Xe Daily Market Update


US DOLLAR

The US Dollar Index barely moved a needle following the release of US consumer price index this morning. The core CPI rose 0.3% in July, bringing the all items index to 1.8% for the last twelve months. The focus of the market remains on the battle being waged between the two major trading partners – the US and China. The latest inflation reading may, though, send the Twittersphere into a new tirade on the Fed not doing enough with rate cuts. Attention is likely to shift towards China by end of the day with the releases of heavy-duty data: industrial output, employment and sales.

 

CANADIAN DOLLAR

USD/CAD is trading around the mid-point of 1.32, directionless in thin market. The loonie went through a volatile session after crude oil prices plunged 9% over the previous week. In the absence of any major data releases from Canada this week, we expect the pair to be driven mainly by external factors: ongoing US-China trade tensions, oil prices and growing local expectations that the Bank of Canada could be forced to buy an insurance rate cut in two weeks’ time.

 

EURO

EUR/USD stays within touching of the 1.12 handle, ignoring worst-than-expected German ZEW Economic Index. The indicator, in August, points to minus 44.1 well below market estimates and recording a drop of 19.6 points over the previous month. Economic outlook for Germany has worsened substantially in August – no surprise for many and is likely to drag growth in the region lower over the coming months. Escalation of trade tension between China and the US leading to a currency war and the growing likelihood of a no-deal Brexit are the main drivers pushing sentiment to its lowest level in nearly eight years.

 

BRITISH POUND

Data from the employment survey released this morning in the UK was mixed. The unemployment rate rose by 0.1% point over April-June.
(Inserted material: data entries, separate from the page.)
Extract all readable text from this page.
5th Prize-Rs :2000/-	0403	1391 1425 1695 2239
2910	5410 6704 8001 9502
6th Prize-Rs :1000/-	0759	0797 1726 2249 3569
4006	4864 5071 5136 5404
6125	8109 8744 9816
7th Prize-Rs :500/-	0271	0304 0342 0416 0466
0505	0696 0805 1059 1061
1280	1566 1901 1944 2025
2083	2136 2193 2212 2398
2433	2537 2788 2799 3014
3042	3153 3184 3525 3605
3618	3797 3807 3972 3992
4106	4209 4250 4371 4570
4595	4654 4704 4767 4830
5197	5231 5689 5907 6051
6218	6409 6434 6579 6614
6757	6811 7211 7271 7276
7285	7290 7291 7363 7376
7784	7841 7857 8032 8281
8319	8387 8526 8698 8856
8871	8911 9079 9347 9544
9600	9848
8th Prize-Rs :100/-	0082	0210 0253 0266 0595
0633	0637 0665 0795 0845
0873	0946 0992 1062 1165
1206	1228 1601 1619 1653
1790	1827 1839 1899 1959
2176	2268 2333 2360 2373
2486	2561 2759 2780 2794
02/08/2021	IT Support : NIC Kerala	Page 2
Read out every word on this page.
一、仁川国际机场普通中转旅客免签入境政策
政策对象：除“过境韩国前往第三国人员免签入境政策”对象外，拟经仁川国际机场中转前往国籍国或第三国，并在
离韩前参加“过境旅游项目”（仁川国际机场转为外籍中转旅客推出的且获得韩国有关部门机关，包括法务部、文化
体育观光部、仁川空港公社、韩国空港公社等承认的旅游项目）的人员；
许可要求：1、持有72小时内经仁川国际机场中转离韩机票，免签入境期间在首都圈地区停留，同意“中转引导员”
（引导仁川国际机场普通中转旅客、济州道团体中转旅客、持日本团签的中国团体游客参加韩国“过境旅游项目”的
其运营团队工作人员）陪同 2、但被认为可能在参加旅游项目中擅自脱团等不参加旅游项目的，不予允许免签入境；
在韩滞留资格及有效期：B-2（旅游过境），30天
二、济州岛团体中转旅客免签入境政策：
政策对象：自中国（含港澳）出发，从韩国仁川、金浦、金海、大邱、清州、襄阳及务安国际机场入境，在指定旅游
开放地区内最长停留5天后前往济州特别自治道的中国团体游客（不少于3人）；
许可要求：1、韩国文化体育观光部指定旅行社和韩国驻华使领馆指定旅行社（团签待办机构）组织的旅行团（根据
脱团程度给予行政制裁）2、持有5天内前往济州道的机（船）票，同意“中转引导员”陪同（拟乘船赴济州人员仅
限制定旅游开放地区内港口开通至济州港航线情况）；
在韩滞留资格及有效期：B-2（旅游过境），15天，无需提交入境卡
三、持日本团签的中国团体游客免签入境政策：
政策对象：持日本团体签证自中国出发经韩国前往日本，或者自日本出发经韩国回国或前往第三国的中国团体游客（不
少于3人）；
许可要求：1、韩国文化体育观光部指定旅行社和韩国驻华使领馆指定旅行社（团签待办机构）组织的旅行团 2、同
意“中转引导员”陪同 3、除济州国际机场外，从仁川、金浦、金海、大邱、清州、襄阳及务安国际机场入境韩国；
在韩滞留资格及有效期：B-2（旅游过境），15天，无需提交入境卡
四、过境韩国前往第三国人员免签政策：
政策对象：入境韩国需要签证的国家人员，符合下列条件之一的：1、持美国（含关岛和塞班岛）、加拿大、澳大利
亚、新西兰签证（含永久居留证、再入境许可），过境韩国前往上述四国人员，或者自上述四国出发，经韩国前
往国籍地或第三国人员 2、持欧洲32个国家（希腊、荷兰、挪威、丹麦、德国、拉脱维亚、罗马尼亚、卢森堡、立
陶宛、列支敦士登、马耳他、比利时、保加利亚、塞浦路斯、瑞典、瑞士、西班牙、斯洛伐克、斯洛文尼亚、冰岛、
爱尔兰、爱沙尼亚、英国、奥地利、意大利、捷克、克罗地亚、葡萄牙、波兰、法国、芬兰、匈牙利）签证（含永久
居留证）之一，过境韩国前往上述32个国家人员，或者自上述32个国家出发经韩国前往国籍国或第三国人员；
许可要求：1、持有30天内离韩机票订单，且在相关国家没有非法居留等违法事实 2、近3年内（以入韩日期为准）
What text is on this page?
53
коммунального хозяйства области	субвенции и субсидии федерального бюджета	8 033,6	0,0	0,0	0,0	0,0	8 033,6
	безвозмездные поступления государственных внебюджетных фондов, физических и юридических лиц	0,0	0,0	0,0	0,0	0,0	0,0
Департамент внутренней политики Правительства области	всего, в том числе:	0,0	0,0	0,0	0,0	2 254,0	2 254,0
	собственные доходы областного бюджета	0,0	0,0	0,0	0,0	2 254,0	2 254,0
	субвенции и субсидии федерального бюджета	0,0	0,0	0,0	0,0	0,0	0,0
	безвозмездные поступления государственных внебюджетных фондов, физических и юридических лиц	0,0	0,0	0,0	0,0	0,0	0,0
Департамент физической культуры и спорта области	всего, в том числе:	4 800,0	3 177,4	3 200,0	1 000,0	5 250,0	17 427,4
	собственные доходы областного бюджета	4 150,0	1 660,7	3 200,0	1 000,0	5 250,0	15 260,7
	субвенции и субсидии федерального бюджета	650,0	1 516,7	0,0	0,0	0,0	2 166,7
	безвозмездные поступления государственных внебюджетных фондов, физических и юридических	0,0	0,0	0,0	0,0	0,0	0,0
On the other hand, average weekly earnings increased by 3.9% for regular pay (excluding bonuses). The reaction from the Pound was at best muted, enjoying a two-day temporary gains ahead of the 1.21 handle.

 

JAPANESE YEN

Sentiment has switched back to risk-off mode over worsening growth outlook from the Eurozone, trade tensions and escalation in protests in Hong Kong. Traditional safe-haven currencies such as the Yen is expected to strengthen, and USD/JPY is vulnerable to lower lows. US inflation report card failed to attract USD bulls and Chinese data are expected to drive market sentiment this week.